Creta attrazioni turistiche: cosa vedere a Creta

L’isola di Creta è nota per il mare e per le sue belle spiagge (Balos, Elafonissi, Falasarna, la spiaggia di palme di Vai, ecc.) e per gli interessanti centri archeologici di Cnosso, Festo, Agía Triáda, Malia, Gortyna, Kato Zakros, la necropoli di Fourní, il Museo archeologico di Iraklion (con i celebri affreschi di Cnosso parzialmente ricomposti).

Numerosi altri popoli hanno lasciato evidenti tracce del loro passaggio a Creta, i Bizantini hanno lasciato importanti opere della loro presenza specialmente nell’architettura religiosa. I Veneziani vi eressero imponenti fortificazioni (Souda, Retimno, Candia (Iraklion), Spinalonga, La Canea (Chania), Gramvousa, Kasteli (Kissamos), Castelfranco (Frangokastelo), Ierapetra).

Il capoluogo, Heraklion si trova al centro dell’isola dove arrivano i traghetti provenienti dal Pireo, e dove si trova l’aereoporto principale dell’isola. Qui c’è un interessante museo archeologico e non lontano da Heraklion si trova anche il sito archeologico di Cnosso.

Le Gole di Samaria, Creta, Grecia. Autore e Copyright Luca di Lalla

Le Gole di Samaria, Creta, Grecia. Autore Luca di Lalla

Se si deve scegliere quale parte dell’isola (lunga quasi quanto la Sardegna) visitare, la parte occidentale è quella che ha le spiagge più belle (Elafonissi, Falasarna, Balos) e i luoghi più caratteristici, come le Gole di Samaria.

Sulla costa settentrionale si affacciano i 4 centri principali dell’isola: Chania, Retimno, Heraklion, Agios Nikolaos.

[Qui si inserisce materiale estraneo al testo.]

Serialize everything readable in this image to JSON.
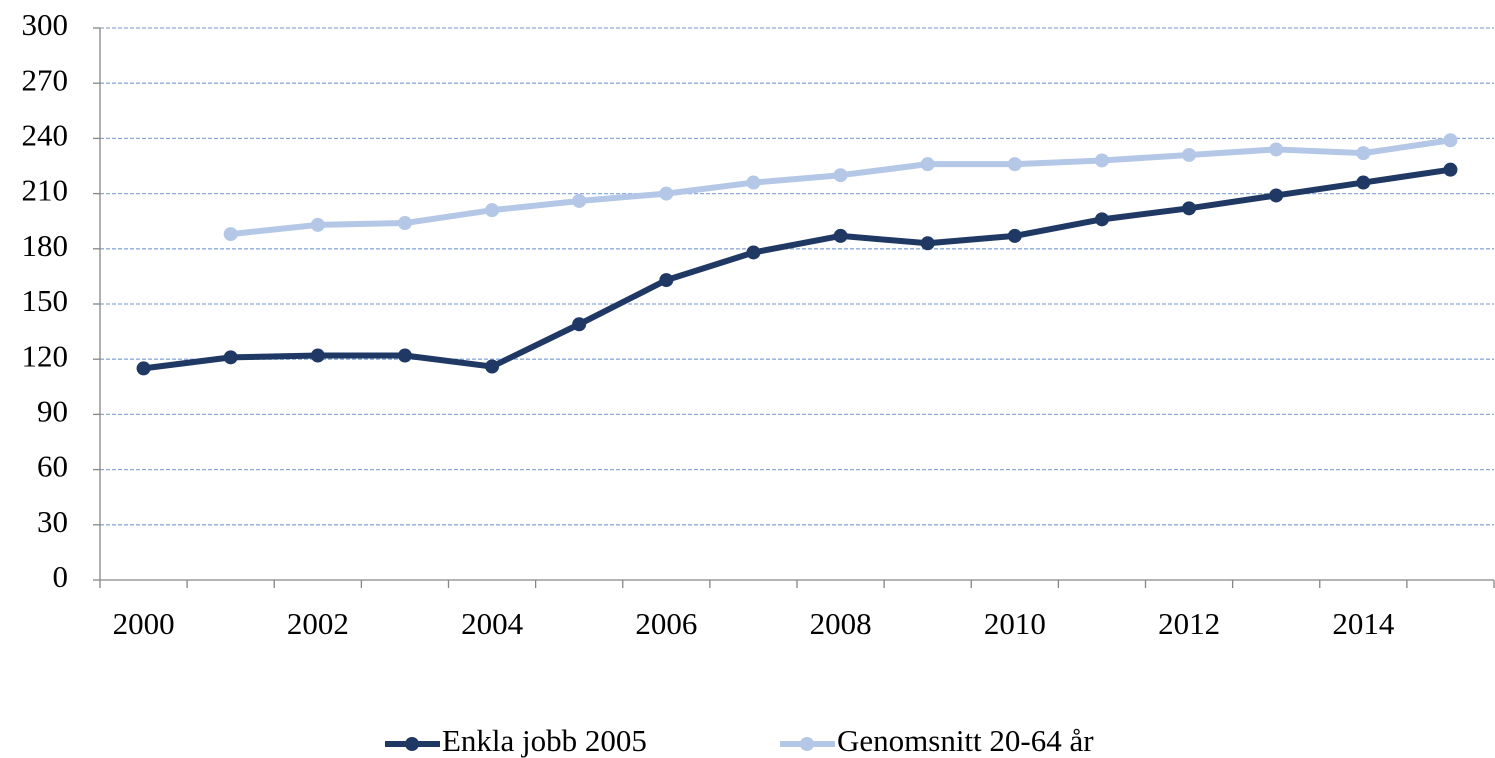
{
  "chart_data": {
    "type": "line",
    "categories": [
      "2000",
      null,
      "2002",
      null,
      "2004",
      null,
      "2006",
      null,
      "2008",
      null,
      "2010",
      null,
      "2012",
      null,
      "2014",
      null
    ],
    "series": [
      {
        "name": "Enkla jobb 2005",
        "color": "#203864",
        "values": [
          115,
          121,
          122,
          122,
          116,
          139,
          163,
          178,
          187,
          183,
          187,
          196,
          202,
          209,
          216,
          223
        ]
      },
      {
        "name": "Genomsnitt 20-64 år",
        "color": "#b4c7e7",
        "values": [
          null,
          188,
          193,
          194,
          201,
          206,
          210,
          216,
          220,
          226,
          226,
          228,
          231,
          234,
          232,
          239
        ]
      }
    ],
    "ylim": [
      0,
      300
    ],
    "yticks": [
      0,
      30,
      60,
      90,
      120,
      150,
      180,
      210,
      240,
      270,
      300
    ],
    "grid": true,
    "legend": "bottom"
  }
}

Alle spalle di questa striscia di terra svettano le montagne che d’inverno risultano innevate, il Lefka Ori, che è la montagna più alta, raggiunge quasi i 2.500 metri.

Il paesaggio è quello classico della Grecia con qualche differenza: ci sono più coltivazioni agricole rispetto al continente. La vegetazione risulta confinata nei fondovalle dove scorrono i brevi e rari corsi d’acqua dell’isola. Le montagne sono per lo più brulle, abbellite, nel periodo estivo, dai fiori degli oleandri che crescono lungo i pendii dove confluiscono le scarse acque pluviali.

Da non mancare la visita alle Gole di Samaria, situate nel sud dell’isola. Alla penisola di Akrotiri, poco distante dalla città di Chania, con i suoi monasteri ortodossi ricchi di storia, Moni Agia Triada, Moni Gouvernéto e Moni KatoliKo, la grotta di San Giovanni l’Eremita e la spiaggia di Stravos. Da visitare anche i monasteri di Arkadi e di Preveli.